Bila tidak hati-hati, isu ini akan berkembang sebagaimana pascaputusan Mahkamah Konstitusi (MK) beberapa waktu lalu mengenai uji materi Pasal 284, Pasal 285 dan Pasal 292 Kitab Undang-Undang Hukum Pidana (KUHP), yang berujung pada tudingan bahwa MK melegalkan LGBT. Padahal tidak ada satu pun isi putusan yang menyebutkan hal tersebut. Yang ada bahwa MK tak memiliki wewenang untuk membuat norma hukum baru.
Boro-boro makin jelas, putusan yang diterima secara bias oleh publik justru menggelinding tak tentu arah, dan justru mengaburkan esensi dari uji materi itu sendiri serta salah dimaknai sebagai MK membolehkan zina.

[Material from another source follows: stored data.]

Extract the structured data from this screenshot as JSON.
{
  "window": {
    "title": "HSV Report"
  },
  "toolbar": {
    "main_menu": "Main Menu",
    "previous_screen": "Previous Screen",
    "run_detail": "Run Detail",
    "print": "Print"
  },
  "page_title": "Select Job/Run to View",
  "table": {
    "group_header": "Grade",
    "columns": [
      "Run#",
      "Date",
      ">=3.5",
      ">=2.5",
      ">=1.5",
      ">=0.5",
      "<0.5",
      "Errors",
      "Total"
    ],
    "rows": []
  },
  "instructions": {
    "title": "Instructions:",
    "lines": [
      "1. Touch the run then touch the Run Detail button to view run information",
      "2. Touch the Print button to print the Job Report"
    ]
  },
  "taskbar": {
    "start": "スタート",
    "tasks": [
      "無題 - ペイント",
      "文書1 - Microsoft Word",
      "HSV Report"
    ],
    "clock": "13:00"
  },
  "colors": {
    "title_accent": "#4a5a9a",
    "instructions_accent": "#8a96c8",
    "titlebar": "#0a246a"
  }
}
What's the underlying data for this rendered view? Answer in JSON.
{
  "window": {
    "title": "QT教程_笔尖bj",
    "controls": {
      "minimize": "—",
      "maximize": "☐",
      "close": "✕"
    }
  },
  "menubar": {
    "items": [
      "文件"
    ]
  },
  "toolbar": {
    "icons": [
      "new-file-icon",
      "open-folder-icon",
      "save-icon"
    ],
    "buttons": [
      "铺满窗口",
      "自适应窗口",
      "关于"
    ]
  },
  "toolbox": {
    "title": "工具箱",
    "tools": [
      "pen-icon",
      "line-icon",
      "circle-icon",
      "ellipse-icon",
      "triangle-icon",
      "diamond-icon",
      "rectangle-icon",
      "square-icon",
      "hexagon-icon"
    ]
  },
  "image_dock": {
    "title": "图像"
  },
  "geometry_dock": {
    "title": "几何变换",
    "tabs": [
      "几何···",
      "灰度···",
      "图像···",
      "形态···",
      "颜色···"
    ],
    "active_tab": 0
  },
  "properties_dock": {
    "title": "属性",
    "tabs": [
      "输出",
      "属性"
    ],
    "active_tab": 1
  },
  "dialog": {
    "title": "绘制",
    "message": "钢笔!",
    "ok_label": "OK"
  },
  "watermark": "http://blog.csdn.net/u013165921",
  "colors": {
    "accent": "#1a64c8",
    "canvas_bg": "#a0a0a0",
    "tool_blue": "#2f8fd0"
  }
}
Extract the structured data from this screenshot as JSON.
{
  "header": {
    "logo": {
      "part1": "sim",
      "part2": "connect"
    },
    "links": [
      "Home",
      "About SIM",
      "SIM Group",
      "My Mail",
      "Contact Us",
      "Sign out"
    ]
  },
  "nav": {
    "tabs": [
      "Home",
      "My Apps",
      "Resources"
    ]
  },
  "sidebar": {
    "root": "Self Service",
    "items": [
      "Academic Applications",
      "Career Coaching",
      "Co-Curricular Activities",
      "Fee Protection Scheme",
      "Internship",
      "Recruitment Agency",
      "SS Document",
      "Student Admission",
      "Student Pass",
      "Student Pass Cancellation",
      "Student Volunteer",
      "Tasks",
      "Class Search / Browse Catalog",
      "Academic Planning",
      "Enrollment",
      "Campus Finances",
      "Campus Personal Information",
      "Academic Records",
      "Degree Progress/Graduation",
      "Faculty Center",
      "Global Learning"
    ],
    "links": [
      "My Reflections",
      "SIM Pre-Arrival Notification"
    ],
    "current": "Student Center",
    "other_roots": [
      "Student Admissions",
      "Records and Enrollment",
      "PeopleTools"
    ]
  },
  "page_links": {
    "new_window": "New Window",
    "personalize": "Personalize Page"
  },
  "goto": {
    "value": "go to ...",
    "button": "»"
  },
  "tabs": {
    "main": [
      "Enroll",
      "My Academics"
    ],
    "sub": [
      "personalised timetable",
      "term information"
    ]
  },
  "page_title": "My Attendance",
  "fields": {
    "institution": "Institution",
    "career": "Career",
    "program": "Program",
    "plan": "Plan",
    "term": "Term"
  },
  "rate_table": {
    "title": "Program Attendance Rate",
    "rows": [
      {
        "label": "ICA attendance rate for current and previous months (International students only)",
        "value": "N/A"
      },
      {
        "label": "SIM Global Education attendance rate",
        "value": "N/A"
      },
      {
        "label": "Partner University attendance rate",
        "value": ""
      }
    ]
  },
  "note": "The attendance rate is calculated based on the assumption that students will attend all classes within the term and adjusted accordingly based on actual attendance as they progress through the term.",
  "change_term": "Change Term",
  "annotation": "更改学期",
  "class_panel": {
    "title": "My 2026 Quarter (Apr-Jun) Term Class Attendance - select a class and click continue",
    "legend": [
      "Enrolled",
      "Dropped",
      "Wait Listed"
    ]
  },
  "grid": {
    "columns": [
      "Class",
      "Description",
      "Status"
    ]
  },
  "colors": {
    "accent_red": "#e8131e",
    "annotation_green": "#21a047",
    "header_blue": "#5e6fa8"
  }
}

Komitmen awal untuk mengembalikan mereka yang termasuk LGBT ke jalan yang benar pun tak terdengar lagi. Padahal upaya merehabilitasi mereka inilah, dalam konteks peran serta masyarakat, yang bisa dilakukan secepatnya.
Sebagai mahkluk beragama, kiranya semua sepakat bahwa LGBT dan perkawinan sejenis tak sepantasnya dilegalkan di negeri ini. Sebab, hal tersebut jelas bertentangan dengan nilai budaya Indonesia, agama dan Pancasila, sebagai dasar negara. Jadi tak ada alasan pula bagi partai yang ada di DPR untuk mendukung LGBT.
Tapi, tidak ada salahnya juga masyarakat ikut mengawasi dan mengawal penyusunan legislasi, mengingat betapa kuatnya 'kampanye' LGBT yang menumpang isu HAM serta dukungan dari negara-negara barat.
Sekaligus yang tidak kalah penting, di tahun politik ini jangan sampai isu LGBT ditelan mentah-mentah oleh warga, karena sejumlah pihak berusaha menjadikannya sebagai amunisi politik. Bila tidak hati-hati, berbagai isu yang hangat dengan mudah ditumpangi dan dibumbui dengan beragam isu lain.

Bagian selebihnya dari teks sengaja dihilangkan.